HANSEN, Edward C., Department of Geological and Environmental Sciences, Hope College, 35 E. 12th Street, Holland, MI 49423, hansen@hope.edu

In many undergraduate research programs the faculty mentor starts as the expert and the student as the apprentice. In contrast to this are situations in which the research area is new to both students and professor. In this case they begin on a more equal footing exploring unfamiliar territory together. For students this can increase their interest, encourage initiative and foster a sense of ownership of the work. For the professor this can ease the transition into a new field. These advantages are illustrated with an example from the Hope College undergraduate research program.
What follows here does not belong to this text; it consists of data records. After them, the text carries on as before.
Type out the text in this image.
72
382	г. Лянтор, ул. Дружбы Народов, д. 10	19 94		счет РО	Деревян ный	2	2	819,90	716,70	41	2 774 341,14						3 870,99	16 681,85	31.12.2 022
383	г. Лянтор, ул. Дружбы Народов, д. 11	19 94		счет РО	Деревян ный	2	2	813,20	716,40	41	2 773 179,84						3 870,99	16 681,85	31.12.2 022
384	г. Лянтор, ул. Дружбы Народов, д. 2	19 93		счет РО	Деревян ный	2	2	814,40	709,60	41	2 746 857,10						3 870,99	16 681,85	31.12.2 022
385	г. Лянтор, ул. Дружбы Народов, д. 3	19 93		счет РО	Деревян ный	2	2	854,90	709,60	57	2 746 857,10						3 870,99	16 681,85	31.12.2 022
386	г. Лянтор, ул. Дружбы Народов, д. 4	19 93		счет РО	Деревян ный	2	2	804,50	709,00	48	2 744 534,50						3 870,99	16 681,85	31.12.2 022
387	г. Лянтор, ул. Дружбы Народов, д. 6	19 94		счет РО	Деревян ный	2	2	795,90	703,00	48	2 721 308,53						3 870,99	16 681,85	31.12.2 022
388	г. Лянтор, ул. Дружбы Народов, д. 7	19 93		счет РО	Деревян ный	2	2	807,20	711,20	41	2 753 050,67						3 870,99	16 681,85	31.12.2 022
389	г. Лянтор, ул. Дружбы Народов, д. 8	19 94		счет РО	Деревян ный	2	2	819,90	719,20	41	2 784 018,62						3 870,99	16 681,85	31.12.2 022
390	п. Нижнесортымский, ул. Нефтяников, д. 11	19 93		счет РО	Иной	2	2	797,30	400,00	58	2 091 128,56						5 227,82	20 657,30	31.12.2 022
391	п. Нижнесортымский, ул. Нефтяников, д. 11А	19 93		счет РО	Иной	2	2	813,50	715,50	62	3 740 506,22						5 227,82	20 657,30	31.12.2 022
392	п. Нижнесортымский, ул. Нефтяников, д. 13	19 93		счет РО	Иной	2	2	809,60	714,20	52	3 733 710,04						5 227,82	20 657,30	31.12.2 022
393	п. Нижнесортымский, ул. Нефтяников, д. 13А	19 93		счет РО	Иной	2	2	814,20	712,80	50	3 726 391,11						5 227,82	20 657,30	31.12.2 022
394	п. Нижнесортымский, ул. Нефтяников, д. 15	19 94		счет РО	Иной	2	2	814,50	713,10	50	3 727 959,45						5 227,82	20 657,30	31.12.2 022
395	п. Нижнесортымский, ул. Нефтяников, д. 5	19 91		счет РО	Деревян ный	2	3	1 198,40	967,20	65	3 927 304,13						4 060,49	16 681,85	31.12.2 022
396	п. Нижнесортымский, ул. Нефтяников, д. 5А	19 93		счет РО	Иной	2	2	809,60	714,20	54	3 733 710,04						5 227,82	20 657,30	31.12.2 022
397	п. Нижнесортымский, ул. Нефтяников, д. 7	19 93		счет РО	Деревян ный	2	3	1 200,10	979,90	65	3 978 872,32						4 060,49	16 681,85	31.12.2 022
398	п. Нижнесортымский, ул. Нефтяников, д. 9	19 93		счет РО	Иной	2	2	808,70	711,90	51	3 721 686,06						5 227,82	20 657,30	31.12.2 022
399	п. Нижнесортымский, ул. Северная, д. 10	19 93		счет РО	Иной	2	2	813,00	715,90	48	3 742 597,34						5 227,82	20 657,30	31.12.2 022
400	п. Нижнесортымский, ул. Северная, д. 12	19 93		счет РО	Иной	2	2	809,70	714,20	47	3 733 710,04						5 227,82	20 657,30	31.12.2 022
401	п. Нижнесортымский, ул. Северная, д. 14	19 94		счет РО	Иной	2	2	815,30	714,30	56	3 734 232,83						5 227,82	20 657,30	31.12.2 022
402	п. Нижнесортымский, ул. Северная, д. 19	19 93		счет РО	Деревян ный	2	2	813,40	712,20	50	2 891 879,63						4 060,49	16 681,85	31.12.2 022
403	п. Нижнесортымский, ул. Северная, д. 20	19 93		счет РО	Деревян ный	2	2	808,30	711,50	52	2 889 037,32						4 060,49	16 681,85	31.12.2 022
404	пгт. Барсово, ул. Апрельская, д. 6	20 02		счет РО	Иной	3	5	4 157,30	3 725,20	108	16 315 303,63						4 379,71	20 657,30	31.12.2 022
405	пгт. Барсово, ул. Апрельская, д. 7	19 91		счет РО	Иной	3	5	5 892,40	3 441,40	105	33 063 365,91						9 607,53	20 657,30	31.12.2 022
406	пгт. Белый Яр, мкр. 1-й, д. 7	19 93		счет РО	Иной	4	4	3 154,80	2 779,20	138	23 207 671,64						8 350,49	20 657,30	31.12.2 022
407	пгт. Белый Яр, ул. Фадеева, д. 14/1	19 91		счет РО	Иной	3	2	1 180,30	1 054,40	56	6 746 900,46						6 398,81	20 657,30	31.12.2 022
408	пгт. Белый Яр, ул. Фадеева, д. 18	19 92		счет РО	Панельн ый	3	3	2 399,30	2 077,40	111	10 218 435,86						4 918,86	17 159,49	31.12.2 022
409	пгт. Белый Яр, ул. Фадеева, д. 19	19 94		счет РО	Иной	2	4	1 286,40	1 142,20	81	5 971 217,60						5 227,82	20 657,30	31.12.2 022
In 1999, after working on research problems in metamorphic geology for 20 years, Ed Hansen began work on the geomorphic history of Lake Michigan sand dunes with Martin Van Oort, an undergraduate geology major. They initially concentrated on mapping paleosols in the dunes and obtaining radiocarbon dates from plant material from these soils In 2001, Ed Hansen and Brian Yurk, a geology-mathematics double major, began studying contemporary processes in the dunes. This work concentrated on the measurement of sand transportation and deposition with sand traps and deposition pins and the measurement of wind flow patterns with arrays of anemometers and wind vanes. Both Martin and Brian were actively involved in the project for 2 academic years and 2 summers. Both students took unusually large amounts of initiative in planning the projects, searching and reading background literature, developing techniques and interpreting results. They also were unusually active in the presentation of the results. Martin made 5 and Brian 4 presentations at national or regional meetings. Martin is first author on one published paper while Brian is first author on a manuscript in preparation. Both students wrote successful research proposals which funded one summer of research. Both students acted as mentors to other students who became involved in the research later. The active involvement of the two students allowed Ed Hansen to make the transition into a new research field much more rapidly than he could have done otherwise. Two experienced eolian geomorphologists, Dr. Alan Arbogast at Michigan State University and Dr. Deanna vanDijk at Calvin College, acted as collaborators and consultants for portions of this project and their roles as advisors was invaluable.